290 euros seulement remportés par une équipe au Tour de France féminin : un prize money dérisoire

Image d'illustration. Roues de vélo en gros plan lors du tour de franceADN
Lors de la dernière édition du Tour de France féminin, une formation cycliste s’est vue attribuer une somme particulièrement modeste pour ses performances, ne recevant que 290 euros de gains au total sur l’ensemble de l’épreuve.
Tl;dr
- Écart majeur entre primes hommes et femmes au Tour.
- Six équipes féminines ont reçu moins de 1.000 euros.
- L’engouement populaire pourrait booster les primes futures.
Des écarts frappants dans les primes du Tour
La question des primes versées lors du Tour de France féminin revient cette année encore sur le devant de la scène, mettant en lumière des disparités qui, il faut bien l’avouer, interpellent. Alors que la performance sportive demeure un facteur décisif, les montants reçus par certaines équipes varient dans des proportions vertigineuses. Ainsi, la formation Visma-Lease a Bike, emmenée par Pauline Ferrand-Prévot, a engrangé pas moins de 76.190 euros. À l’opposé du spectre, d’autres équipes repartent quasiment bredouilles.

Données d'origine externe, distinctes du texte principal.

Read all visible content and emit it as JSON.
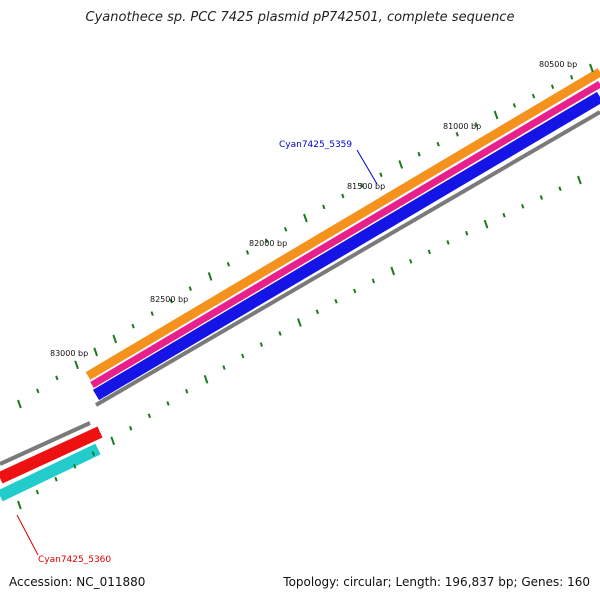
{
  "title": "Cyanothece sp. PCC 7425 plasmid pP742501, complete sequence",
  "footer": {
    "accession": "Accession: NC_011880",
    "summary": "Topology: circular; Length: 196,837 bp; Genes: 160"
  },
  "colors": {
    "orange": "#f5921e",
    "magenta": "#e8208c",
    "blue": "#1414e6",
    "gray": "#7a7a7a",
    "red": "#ee1111",
    "cyan": "#22cccc",
    "tick": "#1d7a1d",
    "label_blue": "#0000cc",
    "label_red": "#dd0000"
  },
  "ruler_labels": [
    "80500 bp",
    "81000 bp",
    "81500 bp",
    "82000 bp",
    "82500 bp",
    "83000 bp"
  ],
  "gene_labels": {
    "upper": "Cyan7425_5359",
    "lower": "Cyan7425_5360"
  }
}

Des équipes laissées pour compte
Parmi celles-ci, la situation de la formation française Winspace Orange Seal, invitée sur la Grande Boucle, mérite qu’on s’y attarde. Après neuf jours d’efforts soutenus, le compteur de leurs gains ne dépasse pas… 290 euros. Un montant à peine supérieur à ceux perçus par Laboral Kutxa – Fundacion Euskadi (310 euros) ou encore Roland Le Devoluy (320 euros). Il apparaît ainsi que six formations n’ont même pas franchi le seuil symbolique des 1.000 euros. Parmi elles, trois font partie des cinq équipes invitées à ce Tour 2025, ce qui interroge sur le modèle économique du cyclisme féminin actuel.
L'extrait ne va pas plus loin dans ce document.